300 N can be built into the housing, creating a sufficient tolerance is present, which is sufficient even with shrinkage in the axial direction electrical contact (and shake-proof installation) guaranteed. With the conventional Connection of the capacitor winding by soldered electrical lines or connecting plates it was necessary to arrange a tolerance compensation spring at the bottom of the housing, so that the capacitor is shake-proof even after shrinkage in the axial direction Housing was arranged.

In the fig; 3 is an example of the shape of the contact surfaces 5 shown in side view. The individual contact surfaces 5 are semicircular curved and in their center from below with one or more pierced holes provided, whereby sharp prongs 9 formed on the surface of the contact springs 5 will.

The sharp edges of the semicircular bends make the a good contact to the lower forehead contact layer is established in the tensioned state, while the sharp prongs 9 make electrical contact to the upper forehead contact layer cause.

In Fig. 4, the embodiment of a contact spring is shown, in which the fastening portion 10 is formed from bent contact portion tabs will.

The resilient contact portion 11 is "S" -shaped bent in the area, creating sharp edges that make good contact with the lower and upper Effect forehead contact layers.

In FIG. 5, the contact spring according to FIG. 4 is in the installed state shown in the core hole 13 of a capacitor winding 12.

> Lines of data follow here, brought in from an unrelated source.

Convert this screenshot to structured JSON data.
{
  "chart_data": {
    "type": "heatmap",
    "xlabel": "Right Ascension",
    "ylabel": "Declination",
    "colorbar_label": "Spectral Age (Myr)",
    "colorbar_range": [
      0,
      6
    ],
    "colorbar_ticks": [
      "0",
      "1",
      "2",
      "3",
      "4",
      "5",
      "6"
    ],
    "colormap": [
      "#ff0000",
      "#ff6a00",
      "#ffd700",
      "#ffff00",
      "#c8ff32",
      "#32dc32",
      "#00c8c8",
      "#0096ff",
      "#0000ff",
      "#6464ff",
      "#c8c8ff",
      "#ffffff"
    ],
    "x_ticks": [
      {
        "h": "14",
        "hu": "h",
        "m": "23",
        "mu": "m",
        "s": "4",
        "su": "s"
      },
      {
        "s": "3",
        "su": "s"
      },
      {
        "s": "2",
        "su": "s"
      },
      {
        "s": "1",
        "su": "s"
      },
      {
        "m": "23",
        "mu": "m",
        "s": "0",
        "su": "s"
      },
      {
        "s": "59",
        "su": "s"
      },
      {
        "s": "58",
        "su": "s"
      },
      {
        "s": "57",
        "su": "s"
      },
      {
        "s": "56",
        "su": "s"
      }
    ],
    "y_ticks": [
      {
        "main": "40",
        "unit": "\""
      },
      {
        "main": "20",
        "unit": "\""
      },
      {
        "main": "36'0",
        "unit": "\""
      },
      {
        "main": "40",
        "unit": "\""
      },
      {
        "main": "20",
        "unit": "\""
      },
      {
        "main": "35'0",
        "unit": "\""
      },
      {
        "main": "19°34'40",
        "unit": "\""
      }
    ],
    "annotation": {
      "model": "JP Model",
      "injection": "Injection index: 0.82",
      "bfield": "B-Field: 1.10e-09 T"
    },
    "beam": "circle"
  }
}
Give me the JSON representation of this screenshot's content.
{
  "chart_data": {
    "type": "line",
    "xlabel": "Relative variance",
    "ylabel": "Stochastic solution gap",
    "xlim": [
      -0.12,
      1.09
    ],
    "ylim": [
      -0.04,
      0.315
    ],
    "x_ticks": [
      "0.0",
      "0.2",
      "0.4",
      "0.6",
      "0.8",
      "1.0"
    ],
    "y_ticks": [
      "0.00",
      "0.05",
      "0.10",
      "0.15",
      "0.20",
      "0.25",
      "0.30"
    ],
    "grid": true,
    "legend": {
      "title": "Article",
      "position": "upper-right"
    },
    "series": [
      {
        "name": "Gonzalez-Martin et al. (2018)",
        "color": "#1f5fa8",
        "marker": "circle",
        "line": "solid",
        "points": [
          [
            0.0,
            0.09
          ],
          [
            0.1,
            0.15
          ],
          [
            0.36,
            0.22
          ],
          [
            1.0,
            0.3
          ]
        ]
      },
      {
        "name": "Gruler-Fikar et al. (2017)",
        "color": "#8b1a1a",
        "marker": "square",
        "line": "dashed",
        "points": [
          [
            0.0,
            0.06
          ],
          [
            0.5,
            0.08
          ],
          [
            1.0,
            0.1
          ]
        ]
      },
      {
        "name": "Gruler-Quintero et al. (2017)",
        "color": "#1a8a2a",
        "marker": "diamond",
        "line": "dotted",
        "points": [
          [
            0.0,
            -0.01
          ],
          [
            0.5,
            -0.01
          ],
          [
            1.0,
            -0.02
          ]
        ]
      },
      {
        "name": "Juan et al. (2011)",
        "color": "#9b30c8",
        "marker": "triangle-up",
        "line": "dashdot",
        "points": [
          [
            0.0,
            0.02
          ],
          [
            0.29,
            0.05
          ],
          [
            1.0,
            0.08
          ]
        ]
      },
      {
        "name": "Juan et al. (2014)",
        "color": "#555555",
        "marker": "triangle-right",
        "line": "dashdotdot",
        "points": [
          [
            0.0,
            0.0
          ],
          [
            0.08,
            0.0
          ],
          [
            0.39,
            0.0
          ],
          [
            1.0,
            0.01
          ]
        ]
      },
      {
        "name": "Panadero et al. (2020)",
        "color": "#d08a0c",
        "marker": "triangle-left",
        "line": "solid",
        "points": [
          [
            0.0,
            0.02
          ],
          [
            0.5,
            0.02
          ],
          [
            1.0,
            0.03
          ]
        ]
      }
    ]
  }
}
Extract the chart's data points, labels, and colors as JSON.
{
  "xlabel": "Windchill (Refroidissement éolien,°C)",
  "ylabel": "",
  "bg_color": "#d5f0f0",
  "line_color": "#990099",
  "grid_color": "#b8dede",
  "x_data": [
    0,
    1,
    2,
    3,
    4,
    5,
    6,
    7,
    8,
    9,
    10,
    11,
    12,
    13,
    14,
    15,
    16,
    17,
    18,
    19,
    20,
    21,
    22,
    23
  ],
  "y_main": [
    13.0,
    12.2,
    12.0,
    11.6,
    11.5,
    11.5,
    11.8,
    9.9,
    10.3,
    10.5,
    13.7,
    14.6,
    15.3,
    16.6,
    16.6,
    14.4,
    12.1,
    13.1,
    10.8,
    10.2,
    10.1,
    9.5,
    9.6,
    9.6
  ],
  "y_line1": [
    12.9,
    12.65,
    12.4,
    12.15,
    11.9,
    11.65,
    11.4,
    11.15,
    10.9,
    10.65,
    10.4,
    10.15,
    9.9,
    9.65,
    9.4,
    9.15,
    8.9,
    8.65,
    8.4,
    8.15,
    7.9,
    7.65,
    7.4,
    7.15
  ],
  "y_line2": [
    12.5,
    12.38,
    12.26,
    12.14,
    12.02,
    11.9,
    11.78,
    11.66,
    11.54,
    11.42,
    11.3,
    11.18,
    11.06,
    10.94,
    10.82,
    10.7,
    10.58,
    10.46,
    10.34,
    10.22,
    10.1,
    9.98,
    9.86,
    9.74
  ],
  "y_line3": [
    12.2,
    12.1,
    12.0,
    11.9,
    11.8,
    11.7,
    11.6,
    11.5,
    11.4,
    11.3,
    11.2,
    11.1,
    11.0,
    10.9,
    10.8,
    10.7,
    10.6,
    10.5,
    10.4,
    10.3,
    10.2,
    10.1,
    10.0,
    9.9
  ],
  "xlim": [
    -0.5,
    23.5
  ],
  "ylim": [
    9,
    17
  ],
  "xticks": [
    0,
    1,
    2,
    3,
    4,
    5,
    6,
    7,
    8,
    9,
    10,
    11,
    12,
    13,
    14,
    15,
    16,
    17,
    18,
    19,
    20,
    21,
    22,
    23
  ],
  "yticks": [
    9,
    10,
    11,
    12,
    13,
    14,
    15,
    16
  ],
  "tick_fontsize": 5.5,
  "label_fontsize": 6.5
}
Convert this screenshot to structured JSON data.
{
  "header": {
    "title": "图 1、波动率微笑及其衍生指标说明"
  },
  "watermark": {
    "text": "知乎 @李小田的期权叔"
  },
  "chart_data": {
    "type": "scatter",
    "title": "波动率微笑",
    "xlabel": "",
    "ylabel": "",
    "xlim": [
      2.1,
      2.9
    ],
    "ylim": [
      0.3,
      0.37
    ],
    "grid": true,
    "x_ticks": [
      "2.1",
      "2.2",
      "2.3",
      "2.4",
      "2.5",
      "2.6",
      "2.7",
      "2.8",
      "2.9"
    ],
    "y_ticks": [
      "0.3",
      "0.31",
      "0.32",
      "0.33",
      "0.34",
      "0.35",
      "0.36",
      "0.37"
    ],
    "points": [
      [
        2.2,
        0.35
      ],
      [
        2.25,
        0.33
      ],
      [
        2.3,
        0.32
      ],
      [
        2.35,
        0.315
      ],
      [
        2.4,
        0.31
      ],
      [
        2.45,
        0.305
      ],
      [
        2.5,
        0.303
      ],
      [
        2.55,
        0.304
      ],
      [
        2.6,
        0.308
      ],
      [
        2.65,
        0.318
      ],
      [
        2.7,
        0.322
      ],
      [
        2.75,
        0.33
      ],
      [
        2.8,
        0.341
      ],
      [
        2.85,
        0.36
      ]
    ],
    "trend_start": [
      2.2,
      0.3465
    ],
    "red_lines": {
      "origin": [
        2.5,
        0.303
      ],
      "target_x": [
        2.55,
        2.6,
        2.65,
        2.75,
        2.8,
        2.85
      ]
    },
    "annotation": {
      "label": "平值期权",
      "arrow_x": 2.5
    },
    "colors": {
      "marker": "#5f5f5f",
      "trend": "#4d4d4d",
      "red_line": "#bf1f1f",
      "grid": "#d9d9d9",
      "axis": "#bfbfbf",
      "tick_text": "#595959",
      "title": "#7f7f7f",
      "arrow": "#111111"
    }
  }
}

5 claims 5 figures - blank page -

Claims (5)

Claims Electrical capacitor, which consists of at least two electrically conductively interconnected end-contact capacitor windings exists, which are built into a housing, d u r c h e k e n n -z e i c h n e t that the individual winding (6, 12) by electrically conductive contact springs (1) are connected to one another without soldering. 2. Electrical capacitor according to claim 1, d a -d u r c h g e k It is noted that the contact springs (1) are arranged in the core hole (7, 13) are. 3. Electrical capacitor according to claim 1 or 2, d a d u r c h it is noted that the contact springs (1) are integrally formed. 4. Electrical capacitor according to claim 4, d a -d u r c h g e k It is noted that the contact springs have punched-out tabs that a fastening part (10) arranged in the core hole (13) and one against it about 900 bent contact and spring parts (11) exist. 5. Electrical capacitor according to claim 4, d a -d u r c h g e k It is noted that the contact and spring portion of the tabs (5, 11) are sharp-edged is trained.